- Published on

# Expriments with Bitnet 1.5 (~ngmi~)

- Authors
- Name
- Joey00072
- @shxf0072

Paper: arxiv.org/abs/2402.17764

(ever wondered why they didn't showed loss curve in paper)

### It kind of works but Don't Get hyped up

This is one more of quantized-aware training rather than something radically new. there is room for kernel fusion and cuda magic optimization becasue hypothesis is storing weight matrix contain only 1,0,-1 that means we only need ADD,SUB operation which are better than expensive MUL. while at inferece type we can achive carzy speed up I am not sure that can be done at traning time. because we need smooth changes in optimizer gradient momentum.
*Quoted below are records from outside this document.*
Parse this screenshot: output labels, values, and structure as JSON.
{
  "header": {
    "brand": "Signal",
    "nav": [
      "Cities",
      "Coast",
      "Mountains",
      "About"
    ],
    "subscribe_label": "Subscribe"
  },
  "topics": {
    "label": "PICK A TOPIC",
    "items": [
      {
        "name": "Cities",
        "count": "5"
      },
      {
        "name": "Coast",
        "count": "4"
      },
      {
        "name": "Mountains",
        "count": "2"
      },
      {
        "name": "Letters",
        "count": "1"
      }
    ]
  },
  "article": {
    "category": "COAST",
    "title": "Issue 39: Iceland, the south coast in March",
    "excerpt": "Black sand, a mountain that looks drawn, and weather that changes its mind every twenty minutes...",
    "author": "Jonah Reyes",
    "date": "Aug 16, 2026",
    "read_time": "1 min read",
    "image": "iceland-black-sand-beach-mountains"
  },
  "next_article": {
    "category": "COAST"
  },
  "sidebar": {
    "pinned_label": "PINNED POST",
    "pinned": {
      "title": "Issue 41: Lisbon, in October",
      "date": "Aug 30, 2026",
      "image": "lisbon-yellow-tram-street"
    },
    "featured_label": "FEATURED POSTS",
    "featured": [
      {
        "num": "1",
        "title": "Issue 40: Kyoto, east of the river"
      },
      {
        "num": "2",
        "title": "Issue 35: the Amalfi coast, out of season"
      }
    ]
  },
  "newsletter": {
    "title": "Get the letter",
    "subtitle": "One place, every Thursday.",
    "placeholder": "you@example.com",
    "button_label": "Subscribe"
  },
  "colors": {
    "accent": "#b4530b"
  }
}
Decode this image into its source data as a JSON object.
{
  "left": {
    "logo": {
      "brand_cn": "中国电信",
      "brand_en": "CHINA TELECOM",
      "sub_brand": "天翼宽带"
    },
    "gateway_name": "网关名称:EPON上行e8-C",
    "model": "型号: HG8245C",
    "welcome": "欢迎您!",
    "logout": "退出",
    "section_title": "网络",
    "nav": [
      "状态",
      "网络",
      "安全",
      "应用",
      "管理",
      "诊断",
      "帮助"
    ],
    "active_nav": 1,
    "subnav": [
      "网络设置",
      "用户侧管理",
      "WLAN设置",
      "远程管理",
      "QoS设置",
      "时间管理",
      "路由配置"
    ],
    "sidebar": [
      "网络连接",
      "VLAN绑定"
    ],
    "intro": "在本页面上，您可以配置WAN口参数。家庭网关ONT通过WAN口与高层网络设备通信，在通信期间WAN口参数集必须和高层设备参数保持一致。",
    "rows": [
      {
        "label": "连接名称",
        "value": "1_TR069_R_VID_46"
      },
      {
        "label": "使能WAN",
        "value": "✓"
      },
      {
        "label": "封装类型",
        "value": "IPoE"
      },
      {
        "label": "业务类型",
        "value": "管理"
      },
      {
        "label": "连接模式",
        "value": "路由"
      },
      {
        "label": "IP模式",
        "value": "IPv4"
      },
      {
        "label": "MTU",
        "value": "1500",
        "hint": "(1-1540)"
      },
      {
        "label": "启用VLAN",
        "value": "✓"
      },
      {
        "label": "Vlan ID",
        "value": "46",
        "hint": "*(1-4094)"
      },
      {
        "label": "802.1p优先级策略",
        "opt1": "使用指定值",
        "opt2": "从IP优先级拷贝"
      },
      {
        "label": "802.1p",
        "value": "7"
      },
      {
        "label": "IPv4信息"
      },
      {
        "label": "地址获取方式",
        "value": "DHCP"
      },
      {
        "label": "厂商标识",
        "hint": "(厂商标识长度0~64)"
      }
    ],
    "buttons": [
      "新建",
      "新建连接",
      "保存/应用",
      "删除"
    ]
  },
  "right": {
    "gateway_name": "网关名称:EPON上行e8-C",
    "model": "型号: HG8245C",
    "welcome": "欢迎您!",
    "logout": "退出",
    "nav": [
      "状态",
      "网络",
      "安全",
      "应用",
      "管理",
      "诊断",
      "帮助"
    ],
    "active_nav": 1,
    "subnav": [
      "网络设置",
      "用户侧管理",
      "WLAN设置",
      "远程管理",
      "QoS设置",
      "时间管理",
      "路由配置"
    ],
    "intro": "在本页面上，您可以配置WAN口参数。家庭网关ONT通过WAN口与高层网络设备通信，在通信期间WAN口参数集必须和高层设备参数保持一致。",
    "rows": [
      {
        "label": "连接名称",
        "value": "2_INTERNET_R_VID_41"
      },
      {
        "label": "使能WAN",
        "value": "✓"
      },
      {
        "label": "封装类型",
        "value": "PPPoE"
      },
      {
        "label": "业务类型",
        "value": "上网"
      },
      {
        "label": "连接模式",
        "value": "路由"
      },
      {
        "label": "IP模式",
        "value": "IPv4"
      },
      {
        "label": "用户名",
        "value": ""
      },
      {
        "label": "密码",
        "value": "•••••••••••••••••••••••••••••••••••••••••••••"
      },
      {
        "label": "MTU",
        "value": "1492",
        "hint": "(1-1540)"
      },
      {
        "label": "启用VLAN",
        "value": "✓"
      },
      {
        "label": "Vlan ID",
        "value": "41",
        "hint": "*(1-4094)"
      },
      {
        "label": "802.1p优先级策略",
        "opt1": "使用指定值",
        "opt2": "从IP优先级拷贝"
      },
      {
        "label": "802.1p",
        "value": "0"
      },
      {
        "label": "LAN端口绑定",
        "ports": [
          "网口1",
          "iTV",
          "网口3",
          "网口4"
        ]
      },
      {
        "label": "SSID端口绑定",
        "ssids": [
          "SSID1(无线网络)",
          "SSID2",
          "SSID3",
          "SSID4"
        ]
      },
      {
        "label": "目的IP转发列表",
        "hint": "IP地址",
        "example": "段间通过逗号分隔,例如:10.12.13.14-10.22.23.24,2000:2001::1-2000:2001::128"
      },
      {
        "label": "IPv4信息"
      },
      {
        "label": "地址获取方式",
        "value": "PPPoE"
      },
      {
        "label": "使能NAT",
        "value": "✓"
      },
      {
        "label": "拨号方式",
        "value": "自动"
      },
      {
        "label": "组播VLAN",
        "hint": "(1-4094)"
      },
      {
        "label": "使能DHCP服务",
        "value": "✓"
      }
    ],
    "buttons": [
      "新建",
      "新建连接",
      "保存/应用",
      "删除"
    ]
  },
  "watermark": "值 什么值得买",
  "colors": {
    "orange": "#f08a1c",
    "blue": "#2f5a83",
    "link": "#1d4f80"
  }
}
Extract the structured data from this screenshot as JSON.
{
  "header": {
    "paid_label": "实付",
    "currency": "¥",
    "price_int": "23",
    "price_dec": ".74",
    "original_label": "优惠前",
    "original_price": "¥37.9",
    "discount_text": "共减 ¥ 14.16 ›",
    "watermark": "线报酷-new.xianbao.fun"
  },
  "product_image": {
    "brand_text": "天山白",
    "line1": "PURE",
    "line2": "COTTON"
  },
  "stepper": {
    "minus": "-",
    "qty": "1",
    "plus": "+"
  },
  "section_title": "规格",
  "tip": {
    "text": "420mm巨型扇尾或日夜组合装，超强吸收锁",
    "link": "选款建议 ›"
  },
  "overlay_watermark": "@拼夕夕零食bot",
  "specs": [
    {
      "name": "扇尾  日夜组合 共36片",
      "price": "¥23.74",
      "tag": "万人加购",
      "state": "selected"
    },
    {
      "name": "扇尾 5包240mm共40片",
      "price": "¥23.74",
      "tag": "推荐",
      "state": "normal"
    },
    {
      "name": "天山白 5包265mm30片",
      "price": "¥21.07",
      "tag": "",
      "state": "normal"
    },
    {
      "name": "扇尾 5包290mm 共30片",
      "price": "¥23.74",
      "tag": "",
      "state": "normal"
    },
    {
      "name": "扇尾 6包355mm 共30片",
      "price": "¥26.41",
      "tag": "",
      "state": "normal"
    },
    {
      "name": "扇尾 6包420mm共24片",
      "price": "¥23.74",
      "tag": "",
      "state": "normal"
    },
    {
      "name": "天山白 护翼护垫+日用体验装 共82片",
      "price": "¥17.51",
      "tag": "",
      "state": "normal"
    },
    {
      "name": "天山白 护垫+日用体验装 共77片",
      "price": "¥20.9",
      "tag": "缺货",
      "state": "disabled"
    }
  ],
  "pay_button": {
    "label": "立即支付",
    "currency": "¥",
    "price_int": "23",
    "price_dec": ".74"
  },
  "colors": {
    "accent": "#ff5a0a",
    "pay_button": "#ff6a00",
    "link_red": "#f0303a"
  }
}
For questions/corrections reach me over twitter/x or `00shxf@gmail.com`

. I build code in midst of chaos so if you find something to correct let me know.

Here is code if you are just interested in it

## Implementation Details

this is a bitnet implementation based on officially shared pdf by authors.

### Weight Quantization

Note for current experiments all weight store in fp32/16 and quaztized in forward process.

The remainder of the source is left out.